Collective Synthesis of Aromadendrane Sesquiterpenoids via Intramolecular Allylic Alkylation & C-Acyl Transfer Reaction

Abstract

Aromadendrane which belongs to a class of sesquiterpenes, used worldwide in the pharmaceutical industries, were isolated from essential oils and various plants. It had widely used in the flavor, perfumery and pharmaceutical industries. Structurally, Aromadendrane is characterized by a dimethyl cyclopropane ring fused to a hydroazulene skeleton. In addition, among aromadendrane compounds which the hydroazulene skeleton is cis-fused is termed alloaromadendrane. Because Aromadendrane has many different kinds of bioactivities such as antifungal, antibacterial, antivirial, antifeedant, repellent, piscicidal, cytotoxic and anticancer activities, it has great value in the research of synthesis. Dysodensiol F, which has a cis-fused hydroazulene skeleton, was isolated from the EtOH extract of the twigs and leaveds of Dysoxylum densiflorum in 2008. It has structural features of a ketone at C-3 and a diol at C-10, biological activities and synthesis of Dysodensiol F have not been reported recently. Our research group reported the total synthesis of Dysodensiol F. (+)-10β, 14-Dihydroxy-alloaromadendrane which has a similar structure to Dysodensiol F except for a ketone at C-3, was isolated from Pulicaria paludosa in 1989 and Duguetia glabriuscula in 1997. Also it was reported that (+)-10β, 14-Dihydroxy-alloaromadendrane had an antibacterial activity. It was possible to synthesize with the structural feature comparing with Dysodensiol F. Dendroside C, has a glycoside at C-14, was isolated from the stem of Dendrobium nobile Lindl(Chinese name Jin-Chai-Shi-Hu) which is famous traditional Chinese medicine used as tonic.

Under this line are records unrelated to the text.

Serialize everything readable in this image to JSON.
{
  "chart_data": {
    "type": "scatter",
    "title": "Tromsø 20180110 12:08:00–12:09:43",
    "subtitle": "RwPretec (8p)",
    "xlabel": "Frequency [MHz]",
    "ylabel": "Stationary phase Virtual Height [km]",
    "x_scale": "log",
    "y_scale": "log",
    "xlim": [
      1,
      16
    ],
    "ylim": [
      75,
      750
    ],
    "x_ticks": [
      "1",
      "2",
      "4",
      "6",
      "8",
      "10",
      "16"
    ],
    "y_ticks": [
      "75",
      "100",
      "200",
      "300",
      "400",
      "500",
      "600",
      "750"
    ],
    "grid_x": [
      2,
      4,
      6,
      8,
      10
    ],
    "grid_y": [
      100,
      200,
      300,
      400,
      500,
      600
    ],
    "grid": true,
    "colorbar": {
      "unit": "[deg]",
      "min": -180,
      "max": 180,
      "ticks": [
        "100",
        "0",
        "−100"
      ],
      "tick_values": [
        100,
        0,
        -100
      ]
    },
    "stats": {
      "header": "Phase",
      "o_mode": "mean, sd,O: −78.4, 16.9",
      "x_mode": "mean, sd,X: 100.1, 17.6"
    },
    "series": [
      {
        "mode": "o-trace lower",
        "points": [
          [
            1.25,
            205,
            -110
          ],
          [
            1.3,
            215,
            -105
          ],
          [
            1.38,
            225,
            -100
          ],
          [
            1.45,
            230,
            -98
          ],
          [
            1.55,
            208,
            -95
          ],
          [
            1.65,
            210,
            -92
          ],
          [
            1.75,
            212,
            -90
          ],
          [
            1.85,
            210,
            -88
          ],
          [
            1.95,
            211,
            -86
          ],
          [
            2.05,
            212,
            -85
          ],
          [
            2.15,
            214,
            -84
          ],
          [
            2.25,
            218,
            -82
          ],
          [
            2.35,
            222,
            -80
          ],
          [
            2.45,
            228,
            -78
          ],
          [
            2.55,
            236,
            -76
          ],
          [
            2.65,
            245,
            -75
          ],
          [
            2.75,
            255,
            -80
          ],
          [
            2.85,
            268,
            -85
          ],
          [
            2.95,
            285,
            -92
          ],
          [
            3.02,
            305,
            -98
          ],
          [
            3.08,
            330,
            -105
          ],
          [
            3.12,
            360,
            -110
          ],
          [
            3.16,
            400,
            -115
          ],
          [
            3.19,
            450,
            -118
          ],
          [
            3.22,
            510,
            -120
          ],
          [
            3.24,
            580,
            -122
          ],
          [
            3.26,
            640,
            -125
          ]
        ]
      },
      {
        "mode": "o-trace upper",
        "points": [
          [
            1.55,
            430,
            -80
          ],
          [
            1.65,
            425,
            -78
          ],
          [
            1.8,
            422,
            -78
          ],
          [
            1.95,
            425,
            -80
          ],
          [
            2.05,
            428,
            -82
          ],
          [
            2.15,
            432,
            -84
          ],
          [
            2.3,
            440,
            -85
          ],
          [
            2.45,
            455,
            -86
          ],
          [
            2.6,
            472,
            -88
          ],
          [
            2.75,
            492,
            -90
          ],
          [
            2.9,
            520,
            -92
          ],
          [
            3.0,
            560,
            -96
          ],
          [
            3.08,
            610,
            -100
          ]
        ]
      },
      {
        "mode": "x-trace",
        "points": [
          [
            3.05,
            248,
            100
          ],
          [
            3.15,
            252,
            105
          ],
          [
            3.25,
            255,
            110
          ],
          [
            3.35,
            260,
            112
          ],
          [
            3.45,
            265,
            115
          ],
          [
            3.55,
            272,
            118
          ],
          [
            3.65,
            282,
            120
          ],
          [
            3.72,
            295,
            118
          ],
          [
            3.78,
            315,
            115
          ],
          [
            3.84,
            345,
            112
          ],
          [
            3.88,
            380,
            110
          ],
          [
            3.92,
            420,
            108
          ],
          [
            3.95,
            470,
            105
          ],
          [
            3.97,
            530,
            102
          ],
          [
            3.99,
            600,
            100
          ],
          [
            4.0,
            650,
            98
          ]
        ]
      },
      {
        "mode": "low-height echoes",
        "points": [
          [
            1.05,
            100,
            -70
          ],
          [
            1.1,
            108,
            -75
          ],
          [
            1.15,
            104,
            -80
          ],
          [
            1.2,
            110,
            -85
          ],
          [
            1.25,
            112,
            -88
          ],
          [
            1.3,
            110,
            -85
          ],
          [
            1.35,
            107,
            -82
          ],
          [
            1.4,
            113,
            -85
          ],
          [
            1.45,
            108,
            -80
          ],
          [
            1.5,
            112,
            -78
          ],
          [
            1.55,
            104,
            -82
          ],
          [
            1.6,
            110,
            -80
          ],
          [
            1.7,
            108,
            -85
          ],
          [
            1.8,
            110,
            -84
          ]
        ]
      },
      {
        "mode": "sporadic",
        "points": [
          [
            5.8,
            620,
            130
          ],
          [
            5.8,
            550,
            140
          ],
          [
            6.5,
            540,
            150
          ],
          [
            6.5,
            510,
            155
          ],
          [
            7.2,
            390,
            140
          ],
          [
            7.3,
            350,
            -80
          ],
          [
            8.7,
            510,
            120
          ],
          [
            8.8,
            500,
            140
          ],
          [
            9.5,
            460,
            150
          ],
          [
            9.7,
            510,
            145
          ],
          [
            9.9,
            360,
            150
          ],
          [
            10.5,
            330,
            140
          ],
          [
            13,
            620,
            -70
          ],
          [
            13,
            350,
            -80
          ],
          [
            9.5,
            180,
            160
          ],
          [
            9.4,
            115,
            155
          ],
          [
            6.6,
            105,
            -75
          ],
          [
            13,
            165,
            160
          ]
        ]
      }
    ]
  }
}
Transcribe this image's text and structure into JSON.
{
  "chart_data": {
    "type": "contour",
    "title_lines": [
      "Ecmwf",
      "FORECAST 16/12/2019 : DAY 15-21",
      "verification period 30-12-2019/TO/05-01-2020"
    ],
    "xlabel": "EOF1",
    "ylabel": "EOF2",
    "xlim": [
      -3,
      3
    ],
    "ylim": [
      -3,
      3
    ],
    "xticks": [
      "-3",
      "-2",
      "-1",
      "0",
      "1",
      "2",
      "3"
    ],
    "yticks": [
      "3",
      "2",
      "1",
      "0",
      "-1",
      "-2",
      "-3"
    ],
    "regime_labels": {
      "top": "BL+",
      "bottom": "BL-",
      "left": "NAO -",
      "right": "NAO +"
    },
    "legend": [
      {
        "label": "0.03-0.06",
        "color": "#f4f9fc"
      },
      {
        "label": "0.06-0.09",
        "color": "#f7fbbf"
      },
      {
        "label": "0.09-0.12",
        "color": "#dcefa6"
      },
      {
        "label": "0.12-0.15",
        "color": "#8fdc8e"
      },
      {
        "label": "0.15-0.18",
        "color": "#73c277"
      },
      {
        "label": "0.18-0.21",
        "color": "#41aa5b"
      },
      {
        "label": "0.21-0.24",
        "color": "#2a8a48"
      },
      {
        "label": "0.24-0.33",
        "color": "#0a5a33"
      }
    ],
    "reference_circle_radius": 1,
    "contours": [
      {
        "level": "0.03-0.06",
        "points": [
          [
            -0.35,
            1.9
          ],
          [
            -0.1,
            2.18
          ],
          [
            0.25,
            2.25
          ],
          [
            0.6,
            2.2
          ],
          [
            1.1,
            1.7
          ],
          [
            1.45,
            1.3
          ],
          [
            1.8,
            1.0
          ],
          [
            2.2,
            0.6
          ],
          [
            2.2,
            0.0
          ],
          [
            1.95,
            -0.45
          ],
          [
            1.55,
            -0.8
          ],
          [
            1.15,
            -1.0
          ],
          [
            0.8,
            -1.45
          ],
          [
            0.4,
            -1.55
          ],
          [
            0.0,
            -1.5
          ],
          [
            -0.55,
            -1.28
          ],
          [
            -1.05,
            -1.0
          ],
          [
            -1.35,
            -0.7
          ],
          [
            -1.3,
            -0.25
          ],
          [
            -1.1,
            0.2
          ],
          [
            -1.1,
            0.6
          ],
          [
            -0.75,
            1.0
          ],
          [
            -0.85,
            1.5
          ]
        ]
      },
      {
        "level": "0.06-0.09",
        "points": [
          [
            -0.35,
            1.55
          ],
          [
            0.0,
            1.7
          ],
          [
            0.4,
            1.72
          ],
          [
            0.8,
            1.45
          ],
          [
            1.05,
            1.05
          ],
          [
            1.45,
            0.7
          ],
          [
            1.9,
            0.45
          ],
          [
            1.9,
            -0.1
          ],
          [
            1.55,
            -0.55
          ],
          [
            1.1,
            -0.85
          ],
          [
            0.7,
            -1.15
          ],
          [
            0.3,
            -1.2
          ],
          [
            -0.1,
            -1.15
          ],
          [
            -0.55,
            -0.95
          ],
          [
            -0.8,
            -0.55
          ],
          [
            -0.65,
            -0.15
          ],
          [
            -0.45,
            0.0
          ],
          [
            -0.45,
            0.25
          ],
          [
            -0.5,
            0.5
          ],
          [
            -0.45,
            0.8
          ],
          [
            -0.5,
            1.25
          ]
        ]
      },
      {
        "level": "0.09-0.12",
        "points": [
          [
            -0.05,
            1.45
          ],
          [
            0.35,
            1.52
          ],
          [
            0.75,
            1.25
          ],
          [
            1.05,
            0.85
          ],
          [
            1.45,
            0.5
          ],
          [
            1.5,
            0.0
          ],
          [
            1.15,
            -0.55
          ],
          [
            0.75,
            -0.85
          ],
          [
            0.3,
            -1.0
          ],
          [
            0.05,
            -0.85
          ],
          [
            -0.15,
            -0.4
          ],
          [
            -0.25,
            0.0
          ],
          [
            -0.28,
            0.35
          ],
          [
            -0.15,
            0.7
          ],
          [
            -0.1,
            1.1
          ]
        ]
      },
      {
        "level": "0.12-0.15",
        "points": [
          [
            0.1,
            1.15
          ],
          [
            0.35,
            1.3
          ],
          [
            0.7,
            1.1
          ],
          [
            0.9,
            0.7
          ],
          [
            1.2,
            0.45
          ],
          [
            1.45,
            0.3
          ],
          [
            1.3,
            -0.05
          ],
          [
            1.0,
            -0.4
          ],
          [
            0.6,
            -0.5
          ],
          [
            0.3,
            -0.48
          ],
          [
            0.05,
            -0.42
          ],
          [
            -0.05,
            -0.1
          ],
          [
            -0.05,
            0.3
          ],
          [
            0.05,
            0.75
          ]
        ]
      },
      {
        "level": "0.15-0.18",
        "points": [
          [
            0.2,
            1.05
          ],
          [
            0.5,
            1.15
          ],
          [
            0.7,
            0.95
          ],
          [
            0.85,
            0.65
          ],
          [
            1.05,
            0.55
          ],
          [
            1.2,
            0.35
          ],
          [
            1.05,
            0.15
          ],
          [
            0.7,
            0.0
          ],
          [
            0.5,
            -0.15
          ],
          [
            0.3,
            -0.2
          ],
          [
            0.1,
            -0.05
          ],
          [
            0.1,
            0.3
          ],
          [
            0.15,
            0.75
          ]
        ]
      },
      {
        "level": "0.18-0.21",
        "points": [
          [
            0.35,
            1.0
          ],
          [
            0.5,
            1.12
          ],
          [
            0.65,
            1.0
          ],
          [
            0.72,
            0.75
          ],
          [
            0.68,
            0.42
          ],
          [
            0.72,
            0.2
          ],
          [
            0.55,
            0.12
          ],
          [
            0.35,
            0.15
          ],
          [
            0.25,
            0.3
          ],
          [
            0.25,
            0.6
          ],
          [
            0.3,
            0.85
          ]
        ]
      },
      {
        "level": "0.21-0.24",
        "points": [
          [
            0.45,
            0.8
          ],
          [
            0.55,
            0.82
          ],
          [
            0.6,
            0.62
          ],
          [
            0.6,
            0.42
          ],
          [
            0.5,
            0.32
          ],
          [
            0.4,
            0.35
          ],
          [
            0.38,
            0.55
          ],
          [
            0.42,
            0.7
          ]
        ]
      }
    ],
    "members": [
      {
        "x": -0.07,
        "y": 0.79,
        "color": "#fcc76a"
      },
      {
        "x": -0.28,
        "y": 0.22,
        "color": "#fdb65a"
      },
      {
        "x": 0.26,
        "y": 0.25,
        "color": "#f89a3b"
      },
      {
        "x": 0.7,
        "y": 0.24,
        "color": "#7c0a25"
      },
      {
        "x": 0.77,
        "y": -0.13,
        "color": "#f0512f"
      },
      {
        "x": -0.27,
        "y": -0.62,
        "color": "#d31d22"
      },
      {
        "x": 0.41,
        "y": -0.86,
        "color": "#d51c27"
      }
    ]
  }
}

Although Dendrobium nobile Lindl and Dendroside A had known for immunomodulatory activity, Dendroside C has not been reported its biological activity yet. Our research group synthesized 3 natural compounds of aromadendrane sesquiterpenoid class with structural similarity via common intermediate to raise effectivity in the synthesis. First, stereogenic centers were introduced in bicyclic system through intramolecular allylic alkylation. Next, after cis-fused hydroazulene skeleton was obtained by intramolecular C-acyl transfer reaction, the common intermediate possessing hydroazulene skeleton was produced over a series of reactions. Followed by stereoselective cyclopropanation and Rh-catalyzed cyclopropanation from the common intermediate, finally we could complete the total synthesis of aromadendrane compounds in an efficient strategy.